Souhaitons que tout ce mur encadré de beaux contreforts soit classé. Pour l'écoulement des eaux on a eu l'étrange idée de placer le tuyau exactement au milieu du contrefort : ce qui fait une ligne verticale de fer blanc, plutôt laide.


Le mur Nord a des contreforts ordinaires.


Primitivement, les cloches devaient être suspendues dans un clocher-arcade, si j'en crois les explications - pas assez précises - d'un sacristain célèbre : Elie Sochard qui exerça cette fonction 70 ans et 7 mois et que j'ai enterré le 21 mars 1918. Il se souvenait de beaucoup de choses, rendait grand service aux historiens locaux.
A la Révolution, il y avait deux cloches : Marie et Urbain, baptisées en 1777 par le curé Mazerolles. Elles furent descendues et cachées, pas loin, dans le pré dit des Belles Bosses. Après la Révolution la cloche Marie disparut peut-être volée par des habitants de Beauvoir-sur-Mer. Seule la cloche Urbain revint à l'église où elle sonne encore les offices et les évènements paroissiaux.


En 1876, à la cloche de 1777 fut ajoutée une nouvelle cloche par le curé Augustin Simoneau, un savant, correspondant de Quicherat ; ce qui obligea à édifier un clocher ; ce fut un beffroi carré, surmonté d'une flèche, le tout en bois, couvert d'ardoises. Ce clocher qui sert encore est l'oeuvre d'un charpentier de village : Jean Vincendeau (1814-1894) qui, avec juste raison, passait pour le plus habile ouvrier de la région.

acte de décès Jean Vincendeau


A l'embellissement de cette église, au cours du XIXe siècle, s'intéressa la famille de La Tour-du-Pin Chambly qui possédait en la commune de Saint-Urbain le château de la Bonnetière. Le baron de la Tour-du-Pin fut président du Conseil général de la Vendée. Lui et son gendre : l'Amiral de la Jaille, préfet maritime de Toulon, furent des bienfaiteurs pour l'église et la paroisse.

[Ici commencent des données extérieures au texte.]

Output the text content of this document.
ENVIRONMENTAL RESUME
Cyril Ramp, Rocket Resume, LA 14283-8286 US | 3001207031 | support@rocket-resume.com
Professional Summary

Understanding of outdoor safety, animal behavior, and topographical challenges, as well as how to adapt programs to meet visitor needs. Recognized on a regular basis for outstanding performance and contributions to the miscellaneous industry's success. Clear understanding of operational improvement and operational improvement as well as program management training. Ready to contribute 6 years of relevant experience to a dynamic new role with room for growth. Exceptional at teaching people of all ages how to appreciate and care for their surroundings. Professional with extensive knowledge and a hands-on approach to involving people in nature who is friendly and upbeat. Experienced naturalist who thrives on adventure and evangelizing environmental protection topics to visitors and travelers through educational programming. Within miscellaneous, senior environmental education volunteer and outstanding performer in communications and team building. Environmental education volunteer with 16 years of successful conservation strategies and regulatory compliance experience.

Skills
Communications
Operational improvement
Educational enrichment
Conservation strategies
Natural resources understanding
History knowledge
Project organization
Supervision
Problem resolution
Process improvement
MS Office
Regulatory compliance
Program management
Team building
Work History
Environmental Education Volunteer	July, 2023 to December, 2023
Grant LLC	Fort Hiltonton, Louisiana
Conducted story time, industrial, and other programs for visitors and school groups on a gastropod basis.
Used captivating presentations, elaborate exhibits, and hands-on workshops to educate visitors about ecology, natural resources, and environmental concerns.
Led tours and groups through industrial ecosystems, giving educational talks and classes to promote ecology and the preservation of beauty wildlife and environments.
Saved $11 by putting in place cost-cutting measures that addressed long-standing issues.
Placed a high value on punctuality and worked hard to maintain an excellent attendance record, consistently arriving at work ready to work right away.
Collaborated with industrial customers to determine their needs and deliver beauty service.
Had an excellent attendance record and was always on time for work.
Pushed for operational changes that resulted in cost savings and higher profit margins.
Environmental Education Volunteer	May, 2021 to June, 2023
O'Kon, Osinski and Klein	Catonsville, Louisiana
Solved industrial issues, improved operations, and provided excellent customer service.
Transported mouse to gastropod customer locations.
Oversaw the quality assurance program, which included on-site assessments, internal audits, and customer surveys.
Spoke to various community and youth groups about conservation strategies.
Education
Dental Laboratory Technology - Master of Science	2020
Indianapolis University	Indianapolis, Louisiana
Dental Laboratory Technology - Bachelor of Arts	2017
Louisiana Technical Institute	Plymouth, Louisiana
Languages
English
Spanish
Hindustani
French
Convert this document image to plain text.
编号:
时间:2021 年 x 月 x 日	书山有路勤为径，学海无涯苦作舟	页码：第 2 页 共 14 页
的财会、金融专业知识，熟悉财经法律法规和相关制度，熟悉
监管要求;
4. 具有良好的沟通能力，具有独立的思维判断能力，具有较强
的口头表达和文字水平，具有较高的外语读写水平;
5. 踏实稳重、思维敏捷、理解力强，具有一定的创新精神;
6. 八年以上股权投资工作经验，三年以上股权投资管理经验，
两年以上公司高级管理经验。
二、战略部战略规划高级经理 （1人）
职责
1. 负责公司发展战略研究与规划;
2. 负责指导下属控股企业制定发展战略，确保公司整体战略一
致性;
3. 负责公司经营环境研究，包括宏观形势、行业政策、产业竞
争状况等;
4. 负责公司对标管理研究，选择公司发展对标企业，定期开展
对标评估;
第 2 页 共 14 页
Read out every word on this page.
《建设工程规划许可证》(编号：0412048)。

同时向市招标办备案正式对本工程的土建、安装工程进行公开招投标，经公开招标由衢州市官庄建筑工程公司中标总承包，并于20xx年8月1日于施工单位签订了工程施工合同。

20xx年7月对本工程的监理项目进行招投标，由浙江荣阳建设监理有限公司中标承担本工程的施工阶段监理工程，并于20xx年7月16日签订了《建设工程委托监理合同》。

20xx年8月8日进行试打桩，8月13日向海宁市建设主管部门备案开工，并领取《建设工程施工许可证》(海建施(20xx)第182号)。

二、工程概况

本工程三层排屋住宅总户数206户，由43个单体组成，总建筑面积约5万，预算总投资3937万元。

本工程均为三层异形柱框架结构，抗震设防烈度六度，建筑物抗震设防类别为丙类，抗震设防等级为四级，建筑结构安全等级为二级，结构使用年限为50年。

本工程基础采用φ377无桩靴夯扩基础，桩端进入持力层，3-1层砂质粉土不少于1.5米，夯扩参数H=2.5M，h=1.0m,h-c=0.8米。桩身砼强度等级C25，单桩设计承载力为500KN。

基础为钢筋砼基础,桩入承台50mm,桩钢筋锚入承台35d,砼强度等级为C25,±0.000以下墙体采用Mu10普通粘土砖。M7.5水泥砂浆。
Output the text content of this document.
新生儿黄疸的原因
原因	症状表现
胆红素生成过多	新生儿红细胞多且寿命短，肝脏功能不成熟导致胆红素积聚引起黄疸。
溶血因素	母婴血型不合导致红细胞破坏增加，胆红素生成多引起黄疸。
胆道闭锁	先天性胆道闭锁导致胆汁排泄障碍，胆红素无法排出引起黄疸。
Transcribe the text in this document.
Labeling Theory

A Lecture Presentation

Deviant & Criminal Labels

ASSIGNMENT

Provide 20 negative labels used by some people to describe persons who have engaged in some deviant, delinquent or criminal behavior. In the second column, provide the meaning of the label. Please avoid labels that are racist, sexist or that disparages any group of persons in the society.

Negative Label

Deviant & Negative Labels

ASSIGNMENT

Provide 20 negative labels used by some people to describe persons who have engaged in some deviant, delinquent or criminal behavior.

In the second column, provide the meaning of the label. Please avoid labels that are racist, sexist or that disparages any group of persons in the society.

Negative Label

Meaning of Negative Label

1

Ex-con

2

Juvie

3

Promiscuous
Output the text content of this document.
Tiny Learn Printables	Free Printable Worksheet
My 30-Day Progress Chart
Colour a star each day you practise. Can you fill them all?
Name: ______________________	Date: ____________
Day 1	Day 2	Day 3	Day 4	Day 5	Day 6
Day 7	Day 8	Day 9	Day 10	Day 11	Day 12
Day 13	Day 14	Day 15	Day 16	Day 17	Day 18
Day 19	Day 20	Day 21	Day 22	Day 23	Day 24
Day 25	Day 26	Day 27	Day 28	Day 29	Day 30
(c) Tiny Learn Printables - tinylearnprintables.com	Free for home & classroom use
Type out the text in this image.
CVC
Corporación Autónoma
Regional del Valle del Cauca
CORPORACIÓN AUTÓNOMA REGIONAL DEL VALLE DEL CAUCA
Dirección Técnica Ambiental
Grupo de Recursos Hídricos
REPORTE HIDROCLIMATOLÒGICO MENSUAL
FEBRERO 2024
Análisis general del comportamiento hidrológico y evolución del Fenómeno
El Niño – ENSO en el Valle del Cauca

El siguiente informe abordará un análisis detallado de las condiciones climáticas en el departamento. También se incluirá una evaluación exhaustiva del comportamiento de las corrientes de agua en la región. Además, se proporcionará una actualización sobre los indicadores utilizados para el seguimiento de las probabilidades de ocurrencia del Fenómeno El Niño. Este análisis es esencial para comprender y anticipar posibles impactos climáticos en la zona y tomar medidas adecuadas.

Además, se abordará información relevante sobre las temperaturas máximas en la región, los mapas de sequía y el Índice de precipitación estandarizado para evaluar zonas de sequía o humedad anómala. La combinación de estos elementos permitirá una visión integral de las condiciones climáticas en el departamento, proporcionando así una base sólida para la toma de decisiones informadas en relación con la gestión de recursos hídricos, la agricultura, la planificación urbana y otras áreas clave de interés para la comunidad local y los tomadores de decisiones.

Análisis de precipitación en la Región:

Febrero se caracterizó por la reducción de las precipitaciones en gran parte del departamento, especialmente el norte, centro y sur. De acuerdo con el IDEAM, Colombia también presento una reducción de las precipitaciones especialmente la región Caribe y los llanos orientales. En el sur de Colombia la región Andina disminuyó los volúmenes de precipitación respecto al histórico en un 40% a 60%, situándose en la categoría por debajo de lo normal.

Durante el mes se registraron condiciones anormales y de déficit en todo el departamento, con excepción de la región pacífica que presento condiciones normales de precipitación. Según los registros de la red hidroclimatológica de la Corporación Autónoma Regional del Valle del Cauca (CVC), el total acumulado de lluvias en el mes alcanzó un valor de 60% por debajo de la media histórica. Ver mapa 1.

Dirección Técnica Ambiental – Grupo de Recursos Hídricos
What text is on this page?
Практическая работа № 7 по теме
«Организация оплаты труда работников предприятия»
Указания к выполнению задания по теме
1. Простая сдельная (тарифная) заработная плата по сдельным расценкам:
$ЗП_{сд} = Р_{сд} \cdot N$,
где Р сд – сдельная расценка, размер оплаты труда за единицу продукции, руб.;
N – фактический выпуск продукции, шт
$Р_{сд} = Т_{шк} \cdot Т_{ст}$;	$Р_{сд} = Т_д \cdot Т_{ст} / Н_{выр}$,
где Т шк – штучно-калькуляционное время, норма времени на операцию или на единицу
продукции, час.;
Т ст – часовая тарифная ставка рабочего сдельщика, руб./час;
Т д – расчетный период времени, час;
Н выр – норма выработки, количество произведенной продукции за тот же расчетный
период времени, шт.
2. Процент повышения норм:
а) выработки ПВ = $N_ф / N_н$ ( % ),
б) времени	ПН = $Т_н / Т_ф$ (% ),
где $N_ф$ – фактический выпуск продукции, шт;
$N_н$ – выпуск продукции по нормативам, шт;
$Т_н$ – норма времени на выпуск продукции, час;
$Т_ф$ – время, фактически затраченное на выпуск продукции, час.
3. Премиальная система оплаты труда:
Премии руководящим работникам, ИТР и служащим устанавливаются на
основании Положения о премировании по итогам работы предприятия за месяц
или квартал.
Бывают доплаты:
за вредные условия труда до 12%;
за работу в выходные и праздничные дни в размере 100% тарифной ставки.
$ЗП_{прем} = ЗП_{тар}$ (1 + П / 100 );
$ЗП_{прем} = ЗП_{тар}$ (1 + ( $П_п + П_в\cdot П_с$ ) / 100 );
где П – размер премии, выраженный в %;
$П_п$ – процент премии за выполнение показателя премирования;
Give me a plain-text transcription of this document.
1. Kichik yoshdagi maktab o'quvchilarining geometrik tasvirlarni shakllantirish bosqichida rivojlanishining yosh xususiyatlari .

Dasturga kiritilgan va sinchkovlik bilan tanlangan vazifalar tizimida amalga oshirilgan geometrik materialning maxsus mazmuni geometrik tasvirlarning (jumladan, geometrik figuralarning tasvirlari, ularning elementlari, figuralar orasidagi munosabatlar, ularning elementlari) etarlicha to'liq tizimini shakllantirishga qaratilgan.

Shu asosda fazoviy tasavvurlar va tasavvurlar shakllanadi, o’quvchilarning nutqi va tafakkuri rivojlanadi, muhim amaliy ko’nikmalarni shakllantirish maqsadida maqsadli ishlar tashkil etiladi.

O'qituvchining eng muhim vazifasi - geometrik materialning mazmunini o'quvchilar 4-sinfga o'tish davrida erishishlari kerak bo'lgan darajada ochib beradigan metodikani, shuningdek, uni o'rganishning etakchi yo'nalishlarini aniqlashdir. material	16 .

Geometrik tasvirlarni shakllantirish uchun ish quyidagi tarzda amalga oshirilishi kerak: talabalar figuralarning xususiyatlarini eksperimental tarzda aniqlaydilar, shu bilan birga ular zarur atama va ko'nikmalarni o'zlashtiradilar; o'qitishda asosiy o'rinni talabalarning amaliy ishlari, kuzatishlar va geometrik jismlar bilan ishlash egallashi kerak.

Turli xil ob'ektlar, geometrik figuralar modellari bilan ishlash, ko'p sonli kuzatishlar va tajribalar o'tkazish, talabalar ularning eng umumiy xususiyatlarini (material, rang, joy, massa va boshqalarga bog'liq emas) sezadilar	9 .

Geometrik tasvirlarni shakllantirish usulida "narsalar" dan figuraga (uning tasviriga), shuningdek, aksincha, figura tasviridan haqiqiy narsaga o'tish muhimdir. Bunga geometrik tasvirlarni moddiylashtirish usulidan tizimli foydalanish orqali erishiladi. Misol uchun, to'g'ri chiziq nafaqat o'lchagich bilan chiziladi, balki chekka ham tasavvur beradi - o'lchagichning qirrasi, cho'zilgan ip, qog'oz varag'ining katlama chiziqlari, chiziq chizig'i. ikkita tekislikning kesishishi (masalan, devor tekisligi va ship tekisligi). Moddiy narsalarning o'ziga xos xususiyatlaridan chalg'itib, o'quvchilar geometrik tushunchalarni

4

Il y avait un joli maître-autel en bois sculpté qui fut recueilli au château de la Bonnetière. En 1879, le curé Simoneau, aidé par les bienfaiteurs de la paroisse, le remplaça par un beau maître-autel, tout en pierre, fait à Nantes, qui fut consacré par Mgr Catteau, évêque de Luçon. Plus tard, M. le curé Zénon Grelier l'encadra de deux beaux anges adorateurs, ce qui constitue aujourd'hui un bel ensemble. Entre les colonnes du retable ornant le fond du choeur, il y a trois tableaux : au centre : la descente de Croix ; du côté de l'Evangile : la Sainte Vierge tenant l'Enfant Jésus ; du côté de l'Epître : le pape Saint Urbain Ier. Ce dernier tableau a de la valeur. Il est contemporain du retable. On peut le dater d'environ 1830. Malheureusement pas signé. (Hélas, ces tableaux n'y sont plus aujourd'hui (2014) ; que sont-ils devenus ?)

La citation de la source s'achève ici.